Loop characteristics seem linked to long-term cardiac adaptations in physiological (e.g., exercise training) and pathophysiological conditions (i.e., disease). Different cardiac pathologies, both affecting the left (e.g., aortic valve disease, HFpEF) and right ventricle (e.g., PH), result in changed Loop characteristics. These Loop changes suggest that cardiac mechanical alterations go beyond merely a shift of the Loop due to changes in ventricular dimensions. However, its discriminative value, and thus diagnostic potential, seem currently limited and require more research. Moreover, the feasibility and utility of including the SVL/SAL into clinical practice needs to be investigated, and addressing intra- and inter-observer variability is essential to ensure reliability and reproducibility of Loop parameters. Across multiple studies, altered uncoupling (or its equivalents, such as global area and R2 - sys/dia) of the systolic versus diastolic strain - volume relation was observed. Details on the possible underlying mechanisms and implication for cardiac function of uncoupling, and whether this is pathognomonic for specific conditions, remains unclear.

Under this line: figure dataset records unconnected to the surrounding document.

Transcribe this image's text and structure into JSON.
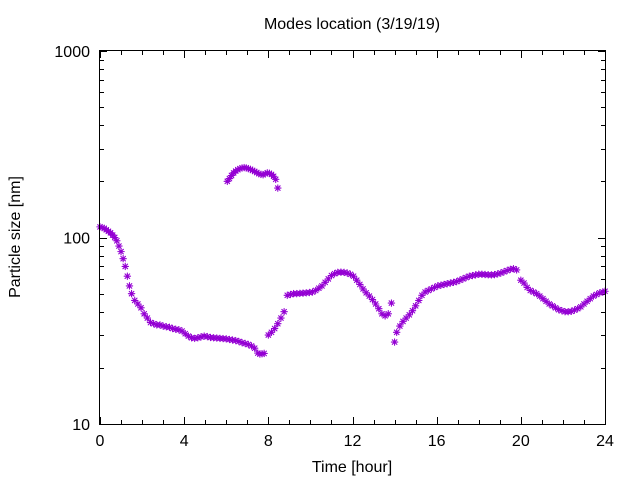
{
  "chart_data": {
    "type": "scatter",
    "title": "Modes location (3/19/19)",
    "xlabel": "Time [hour]",
    "ylabel": "Particle size [nm]",
    "xlim": [
      0,
      24
    ],
    "ylim": [
      10,
      1000
    ],
    "yscale": "log",
    "grid": false,
    "legend": "none",
    "marker": "star",
    "color": "#9400d3",
    "x_ticks": [
      0,
      4,
      8,
      12,
      16,
      20,
      24
    ],
    "x_tick_labels": [
      "0",
      "4",
      "8",
      "12",
      "16",
      "20",
      "24"
    ],
    "y_ticks": [
      10,
      100,
      1000
    ],
    "y_tick_labels": [
      "10",
      "100",
      "1000"
    ],
    "series": [
      {
        "points": [
          [
            0.0,
            114
          ],
          [
            0.1,
            113
          ],
          [
            0.2,
            112
          ],
          [
            0.3,
            110
          ],
          [
            0.4,
            108
          ],
          [
            0.5,
            106
          ],
          [
            0.6,
            103
          ],
          [
            0.7,
            100
          ],
          [
            0.8,
            96
          ],
          [
            0.9,
            90
          ],
          [
            1.0,
            84
          ],
          [
            1.1,
            77
          ],
          [
            1.2,
            70
          ],
          [
            1.3,
            62
          ],
          [
            1.4,
            55
          ],
          [
            1.5,
            50
          ],
          [
            1.65,
            46
          ],
          [
            1.8,
            44
          ],
          [
            1.95,
            42
          ],
          [
            2.1,
            39
          ],
          [
            2.25,
            37
          ],
          [
            2.4,
            35
          ],
          [
            2.55,
            34.5
          ],
          [
            2.7,
            34
          ],
          [
            2.85,
            34
          ],
          [
            3.0,
            33.5
          ],
          [
            3.15,
            33.2
          ],
          [
            3.3,
            33
          ],
          [
            3.45,
            32.5
          ],
          [
            3.6,
            32.2
          ],
          [
            3.75,
            32
          ],
          [
            3.9,
            31.5
          ],
          [
            4.05,
            30.5
          ],
          [
            4.2,
            29.6
          ],
          [
            4.35,
            29
          ],
          [
            4.5,
            28.8
          ],
          [
            4.65,
            29
          ],
          [
            4.8,
            29.3
          ],
          [
            4.95,
            29.6
          ],
          [
            5.1,
            29.4
          ],
          [
            5.25,
            29.1
          ],
          [
            5.4,
            29
          ],
          [
            5.55,
            28.9
          ],
          [
            5.7,
            28.8
          ],
          [
            5.85,
            28.7
          ],
          [
            6.0,
            28.6
          ],
          [
            6.15,
            28.4
          ],
          [
            6.3,
            28.2
          ],
          [
            6.45,
            28
          ],
          [
            6.6,
            27.7
          ],
          [
            6.75,
            27.3
          ],
          [
            6.9,
            27
          ],
          [
            7.05,
            26.7
          ],
          [
            7.2,
            26.2
          ],
          [
            7.35,
            25.5
          ],
          [
            7.5,
            24
          ],
          [
            7.6,
            23.7
          ],
          [
            7.7,
            23.8
          ],
          [
            7.8,
            23.9
          ],
          [
            8.0,
            30
          ],
          [
            8.15,
            31
          ],
          [
            8.3,
            32.5
          ],
          [
            8.45,
            34.5
          ],
          [
            8.6,
            37
          ],
          [
            8.75,
            40
          ],
          [
            8.9,
            49
          ],
          [
            9.05,
            49.5
          ],
          [
            9.2,
            50
          ],
          [
            9.35,
            50
          ],
          [
            9.5,
            50.2
          ],
          [
            9.65,
            50.3
          ],
          [
            9.8,
            50.5
          ],
          [
            9.95,
            50.7
          ],
          [
            10.1,
            51
          ],
          [
            10.25,
            52
          ],
          [
            10.4,
            53.5
          ],
          [
            10.55,
            55
          ],
          [
            10.7,
            57.5
          ],
          [
            10.85,
            60
          ],
          [
            11.0,
            62.5
          ],
          [
            11.15,
            64
          ],
          [
            11.3,
            65
          ],
          [
            11.45,
            65.2
          ],
          [
            11.6,
            65
          ],
          [
            11.75,
            64.5
          ],
          [
            11.9,
            63.5
          ],
          [
            12.05,
            62
          ],
          [
            12.2,
            59
          ],
          [
            12.35,
            56
          ],
          [
            12.5,
            53
          ],
          [
            12.65,
            50.5
          ],
          [
            12.8,
            48.5
          ],
          [
            12.95,
            46.5
          ],
          [
            13.1,
            44
          ],
          [
            13.25,
            41.5
          ],
          [
            13.4,
            39
          ],
          [
            13.55,
            38
          ],
          [
            13.7,
            39
          ],
          [
            13.85,
            44.5
          ],
          [
            14.0,
            27.5
          ],
          [
            14.1,
            31
          ],
          [
            14.25,
            33.5
          ],
          [
            14.4,
            35.5
          ],
          [
            14.55,
            37
          ],
          [
            14.7,
            38.5
          ],
          [
            14.85,
            40.5
          ],
          [
            15.0,
            43
          ],
          [
            15.15,
            46
          ],
          [
            15.3,
            49
          ],
          [
            15.45,
            51
          ],
          [
            15.6,
            52
          ],
          [
            15.75,
            53
          ],
          [
            15.9,
            54
          ],
          [
            16.05,
            55
          ],
          [
            16.2,
            55.5
          ],
          [
            16.35,
            56
          ],
          [
            16.5,
            56.5
          ],
          [
            16.65,
            57
          ],
          [
            16.8,
            57.5
          ],
          [
            16.95,
            58
          ],
          [
            17.1,
            59
          ],
          [
            17.25,
            60
          ],
          [
            17.4,
            61
          ],
          [
            17.55,
            62
          ],
          [
            17.7,
            62.5
          ],
          [
            17.85,
            63
          ],
          [
            18.0,
            63.5
          ],
          [
            18.15,
            63.5
          ],
          [
            18.3,
            63.3
          ],
          [
            18.45,
            63.1
          ],
          [
            18.6,
            63
          ],
          [
            18.75,
            63.2
          ],
          [
            18.9,
            63.8
          ],
          [
            19.05,
            64.5
          ],
          [
            19.2,
            65.5
          ],
          [
            19.35,
            66.5
          ],
          [
            19.5,
            67.5
          ],
          [
            19.65,
            68
          ],
          [
            19.8,
            67
          ],
          [
            20.0,
            59
          ],
          [
            20.15,
            57
          ],
          [
            20.3,
            54
          ],
          [
            20.45,
            52
          ],
          [
            20.6,
            51
          ],
          [
            20.75,
            50
          ],
          [
            20.9,
            48.5
          ],
          [
            21.05,
            47
          ],
          [
            21.2,
            45.5
          ],
          [
            21.35,
            44
          ],
          [
            21.5,
            43
          ],
          [
            21.65,
            42
          ],
          [
            21.8,
            41
          ],
          [
            21.95,
            40.5
          ],
          [
            22.1,
            40
          ],
          [
            22.25,
            40
          ],
          [
            22.4,
            40.2
          ],
          [
            22.55,
            40.8
          ],
          [
            22.7,
            41.5
          ],
          [
            22.85,
            42.5
          ],
          [
            23.0,
            44
          ],
          [
            23.15,
            45.5
          ],
          [
            23.3,
            47
          ],
          [
            23.45,
            48.5
          ],
          [
            23.6,
            49.5
          ],
          [
            23.75,
            50.5
          ],
          [
            23.9,
            51
          ],
          [
            24.0,
            51.5
          ],
          [
            6.05,
            200
          ],
          [
            6.15,
            207
          ],
          [
            6.25,
            215
          ],
          [
            6.35,
            222
          ],
          [
            6.45,
            227
          ],
          [
            6.55,
            231
          ],
          [
            6.65,
            234
          ],
          [
            6.75,
            236
          ],
          [
            6.85,
            237
          ],
          [
            6.95,
            236
          ],
          [
            7.05,
            234
          ],
          [
            7.15,
            232
          ],
          [
            7.25,
            229
          ],
          [
            7.35,
            226
          ],
          [
            7.45,
            223
          ],
          [
            7.55,
            220
          ],
          [
            7.65,
            218
          ],
          [
            7.75,
            217
          ],
          [
            7.85,
            220
          ],
          [
            7.95,
            222
          ],
          [
            8.05,
            221
          ],
          [
            8.15,
            218
          ],
          [
            8.25,
            213
          ],
          [
            8.35,
            205
          ],
          [
            8.45,
            184
          ]
        ]
      }
    ]
  }
}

Some studies addressed the association of SVL/SAL characteristics and clinical events during follow-up in subjects with cardiovascular disease (e.g., PH, HFpEF). The results of these early studies warrant future work to better understand the clinical interpretation and prognostic (predictive) value in conjunction and in comparison with conventional measures. Although semi-automated tools exist for SVL/SAL construction [15, 21], standardization and integration of these tools in the clinical workflow has not yet been achieved. It is important to highlight the potential of other modalities (e.g., MRI [10]) and Artificial Intelligence for both image analysis and Loop analysis (e.g., machine learning approaches). Currently, the loops are expressed using isolated predefined parameters, whereas novel parameters potentially exist and artificial intelligence might provide opportunities to distil Loop characteristics. A one-size-fits all approach unlikely represents the holy grail, i.e., (patho)physiological interpretation might require simple and interpretable characteristics, whilst optimal prediction and classification might benefit from complex and combined measurements.